No one ever said reaching a lasting agreement with Iran on its nuclear ambitions would be easy. But investors are beginning to size up the potential of an economy that has been isolated for three decades.
The checklist of attributes Iran possesses is impressive. It has the second largest population in the Middle East with 80 million, 9% of proven oil reserves, 18% of proven gas reserves and an abundance of strategic minerals.
“If you put together the consumer potential of Turkey, the oil reserves of Saudi Arabia, the natural gas reserves of Russia, and the mineral reserves of Australia you have it all in one country,” said Ramin Rabii, CEO of Iranian investment firm Turquoise Partners, on a recent visit to the United Arab Emirates.
Iranians have had to live with the pain of being largely shut out of the global economy for years. Layer after layer of sanctions have been applied, but the noose really tightened in 2012, when the European Union joined a U.S.-led effort to shut down oil trade.
Iran’s top four customers of oil products — China, India, Japan and South Korea — fell into line with the global effort on sanctions, cutting back imports by a third or more in the past few years.
Deeper measures were implemented that included limiting access to shipping insurance, and blocking Iranian banks from the SWIFT global electronic payments system.
As a result, the economy shrank by 5 percent in 2013. Iran still has a double digit rate of unemployment. Inflation soared to more than 45 percent at one point when the Iranian currency was under pressure.
With GDP of about $366 billion, Iran’s economy is about 20% smaller than it would have been without sanctions, according to a study by the U.S. Congressional Research Service. That gives it a world ranking of just 18.
Under the combative eight year rule of former President Mahmoud Ahmadinejad, uncertainty prevailed. Just a few years ago, Iran was threatening to disrupt oil shipments off its coast.
The tone has changed dramatically in 18 months. President Hassan Rouhani told attendees at the World Economic Forum in 2014 that he wanted “constructive engagement.”
When Goldman Sachs drew up its list of “Next 11” most promising emerging markets back in 2007, Iran made the grade. The investment bank cited its energy potential, human capital and technology.
The country also has a strong, but often overlooked, industrial base. It’s a heavyweight when it comes to autos, cement and steel. Iran produced 1.6 million autos in 2010, and was ranked third in cement production last year.
But energy gets business leaders most excited. Iran wants to regain the number two position within OPEC, after Saudi Arabia, by increasing production by a million barrels a day within three months if given the green light.
Oil minister Bijan Zangeneh told CNN in November that Iran is ready to play ball with American oil giants, who cannot currently enter the sector due to U.S. laws restricting investment.
“Iran is open to U.S. companies. They have been limited by U.S. administrations. As for cooperation after the lifting of U.S. sanctions, I don’t think it is a difficulty for us,” Zangeneh said.

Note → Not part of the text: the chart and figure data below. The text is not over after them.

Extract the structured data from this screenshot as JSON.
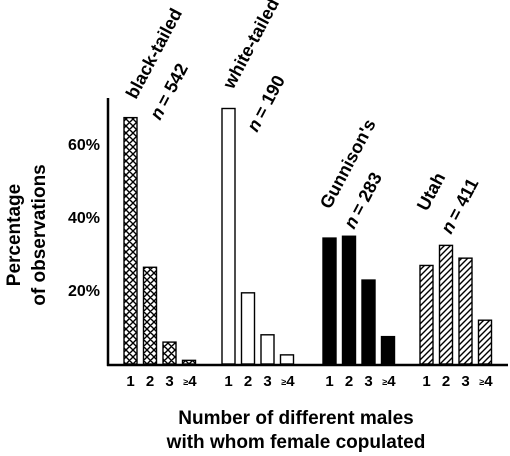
{
  "chart_data": {
    "type": "bar",
    "ylabel_line1": "Percentage",
    "ylabel_line2": "of observations",
    "xlabel_line1": "Number of different males",
    "xlabel_line2": "with whom female copulated",
    "ylim": [
      0,
      75
    ],
    "yticks": [
      20,
      40,
      60
    ],
    "ytick_labels": [
      "20%",
      "40%",
      "60%"
    ],
    "categories": [
      "1",
      "2",
      "3",
      "≥4"
    ],
    "grid": false,
    "groups": [
      {
        "name": "black-tailed",
        "n_label": "= 542",
        "n_prefix": "n",
        "pattern": "crosshatch",
        "values": [
          67.5,
          26.5,
          6,
          1
        ]
      },
      {
        "name": "white-tailed",
        "n_label": "= 190",
        "n_prefix": "n",
        "pattern": "open",
        "values": [
          70,
          19.5,
          8,
          2.5
        ]
      },
      {
        "name": "Gunnison's",
        "n_label": "= 283",
        "n_prefix": "n",
        "pattern": "solid",
        "values": [
          34.5,
          35,
          23,
          7.5
        ]
      },
      {
        "name": "Utah",
        "n_label": "= 411",
        "n_prefix": "n",
        "pattern": "diagonal",
        "values": [
          27,
          32.5,
          29,
          12
        ]
      }
    ],
    "colors": {
      "bar_edge": "#000000",
      "solid_fill": "#000000",
      "open_fill": "#ffffff",
      "axis": "#000000"
    }
  }
}
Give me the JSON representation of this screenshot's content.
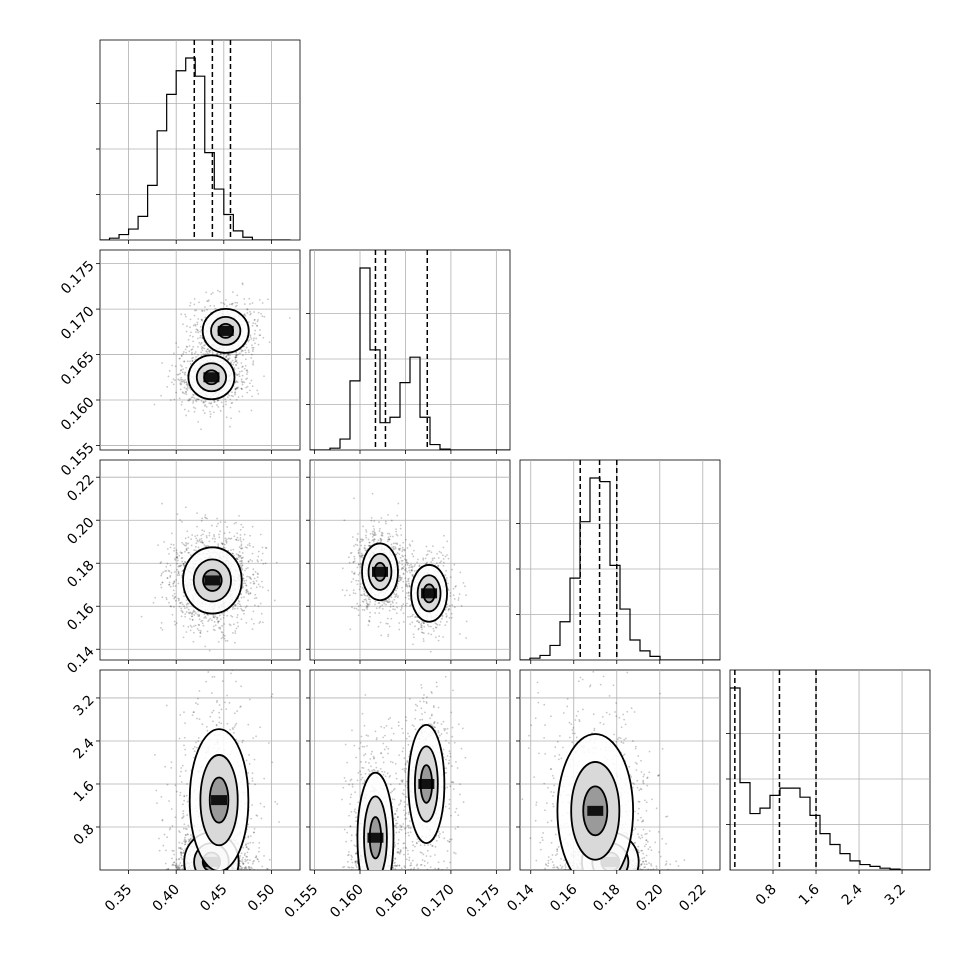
{
  "chart_data": {
    "type": "corner",
    "parameters": [
      {
        "range": [
          0.32,
          0.53
        ],
        "ticks": [
          0.35,
          0.4,
          0.45,
          0.5
        ],
        "tick_labels": [
          "0.35",
          "0.40",
          "0.45",
          "0.50"
        ]
      },
      {
        "range": [
          0.1545,
          0.1765
        ],
        "ticks": [
          0.155,
          0.16,
          0.165,
          0.17,
          0.175
        ],
        "tick_labels": [
          "0.155",
          "0.160",
          "0.165",
          "0.170",
          "0.175"
        ]
      },
      {
        "range": [
          0.135,
          0.228
        ],
        "ticks": [
          0.14,
          0.16,
          0.18,
          0.2,
          0.22
        ],
        "tick_labels": [
          "0.14",
          "0.16",
          "0.18",
          "0.20",
          "0.22"
        ]
      },
      {
        "range": [
          0.0,
          3.72
        ],
        "ticks": [
          0.8,
          1.6,
          2.4,
          3.2
        ],
        "tick_labels": [
          "0.8",
          "1.6",
          "2.4",
          "3.2"
        ]
      }
    ],
    "quantiles": [
      [
        0.419,
        0.438,
        0.457
      ],
      [
        0.1617,
        0.1628,
        0.1674
      ],
      [
        0.163,
        0.172,
        0.18
      ],
      [
        0.09,
        0.92,
        1.6
      ]
    ],
    "histograms": [
      {
        "edges_start": 0.32,
        "bin_width": 0.01,
        "counts": [
          0,
          0.01,
          0.03,
          0.06,
          0.13,
          0.3,
          0.6,
          0.8,
          0.93,
          1.0,
          0.9,
          0.48,
          0.28,
          0.14,
          0.05,
          0.015,
          0.0,
          0,
          0,
          0
        ]
      },
      {
        "edges_start": 0.1545,
        "bin_width": 0.0011,
        "counts": [
          0,
          0,
          0.01,
          0.06,
          0.38,
          1.0,
          0.55,
          0.15,
          0.18,
          0.37,
          0.51,
          0.18,
          0.03,
          0.005,
          0,
          0,
          0,
          0,
          0,
          0
        ]
      },
      {
        "edges_start": 0.135,
        "bin_width": 0.00465,
        "counts": [
          0,
          0.01,
          0.025,
          0.08,
          0.21,
          0.45,
          0.76,
          1.0,
          0.98,
          0.52,
          0.28,
          0.11,
          0.05,
          0.02,
          0.0,
          0,
          0,
          0,
          0,
          0
        ]
      },
      {
        "edges_start": 0.0,
        "bin_width": 0.186,
        "counts": [
          1.0,
          0.48,
          0.31,
          0.34,
          0.41,
          0.45,
          0.45,
          0.4,
          0.3,
          0.2,
          0.14,
          0.09,
          0.05,
          0.03,
          0.02,
          0.01,
          0.005,
          0,
          0,
          0
        ]
      }
    ],
    "joint_modes": [
      {
        "pair": [
          0,
          1
        ],
        "modes": [
          {
            "cx": 0.437,
            "cy": 0.1625,
            "sx": 0.011,
            "sy": 0.0011,
            "w": 0.6
          },
          {
            "cx": 0.452,
            "cy": 0.1676,
            "sx": 0.011,
            "sy": 0.0011,
            "w": 0.4
          }
        ]
      },
      {
        "pair": [
          0,
          2
        ],
        "modes": [
          {
            "cx": 0.438,
            "cy": 0.172,
            "sx": 0.014,
            "sy": 0.007,
            "w": 1.0
          }
        ]
      },
      {
        "pair": [
          1,
          2
        ],
        "modes": [
          {
            "cx": 0.1622,
            "cy": 0.176,
            "sx": 0.0009,
            "sy": 0.006,
            "w": 0.6
          },
          {
            "cx": 0.1676,
            "cy": 0.166,
            "sx": 0.0009,
            "sy": 0.006,
            "w": 0.4
          }
        ]
      },
      {
        "pair": [
          0,
          3
        ],
        "modes": [
          {
            "cx": 0.437,
            "cy": 0.15,
            "sx": 0.013,
            "sy": 0.25,
            "w": 0.55
          },
          {
            "cx": 0.445,
            "cy": 1.3,
            "sx": 0.014,
            "sy": 0.6,
            "w": 0.45
          }
        ]
      },
      {
        "pair": [
          1,
          3
        ],
        "modes": [
          {
            "cx": 0.1617,
            "cy": 0.6,
            "sx": 0.0009,
            "sy": 0.55,
            "w": 0.55
          },
          {
            "cx": 0.1673,
            "cy": 1.6,
            "sx": 0.0009,
            "sy": 0.5,
            "w": 0.45
          }
        ]
      },
      {
        "pair": [
          2,
          3
        ],
        "modes": [
          {
            "cx": 0.177,
            "cy": 0.15,
            "sx": 0.006,
            "sy": 0.25,
            "w": 0.5
          },
          {
            "cx": 0.17,
            "cy": 1.1,
            "sx": 0.008,
            "sy": 0.65,
            "w": 0.5
          }
        ]
      }
    ]
  }
}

How quickly Iran bounces back is directly linked to those sanctions being dismantled, and that may not be simple.
The White House, for example, will have to convince Senate and House Republicans to pass legislation to reverse the work done by President Obama to bring Iran to the bargaining table.
And global banks will be nervous about rushing back in. HSBC and Standard Chartered were hit with stiff fines for sanctions busting.

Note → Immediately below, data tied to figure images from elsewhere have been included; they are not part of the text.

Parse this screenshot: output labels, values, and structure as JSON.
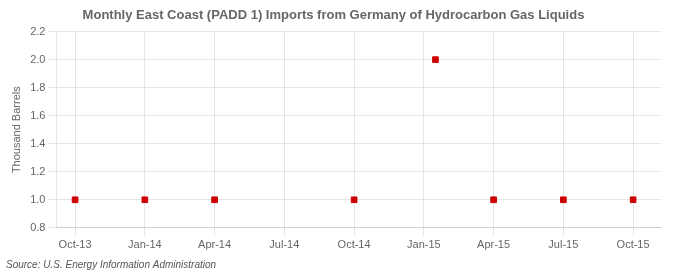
{
  "chart_data": {
    "type": "scatter",
    "title": "Monthly East Coast (PADD 1) Imports from Germany of Hydrocarbon Gas Liquids",
    "ylabel": "Thousand Barrels",
    "annotations": [
      "Source: U.S. Energy Information Administration"
    ],
    "x": [
      0,
      3,
      6,
      12,
      15.5,
      18,
      21,
      24
    ],
    "values": [
      1.0,
      1.0,
      1.0,
      1.0,
      2.0,
      1.0,
      1.0,
      1.0
    ],
    "color": "#cc0000",
    "marker": "square",
    "xlim": [
      -0.8,
      25.2
    ],
    "xticks": [
      {
        "value": 0,
        "label": "Oct-13"
      },
      {
        "value": 3,
        "label": "Jan-14"
      },
      {
        "value": 6,
        "label": "Apr-14"
      },
      {
        "value": 9,
        "label": "Jul-14"
      },
      {
        "value": 12,
        "label": "Oct-14"
      },
      {
        "value": 15,
        "label": "Jan-15"
      },
      {
        "value": 18,
        "label": "Apr-15"
      },
      {
        "value": 21,
        "label": "Jul-15"
      },
      {
        "value": 24,
        "label": "Oct-15"
      }
    ],
    "ylim": [
      0.8,
      2.2
    ],
    "yticks": [
      0.8,
      {
        "value": 1.0,
        "label": "1.0"
      },
      1.2,
      1.4,
      1.6,
      1.8,
      {
        "value": 2.0,
        "label": "2.0"
      },
      2.2
    ],
    "grid": true
  }
}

“Larger financial institutions, they are like big tankers,” said Ramii of Turquoise Partners. “It is difficult to change their compliance policies. I would say it would take a few months, or a few years, for larger financial institutions to come back to Iran,” he added.
It is this uncertainty and legal complexity which may hinder Iran becoming the next racy emerging market and fulfilling its lofty aspiration to be a top 10 economy in the coming decades.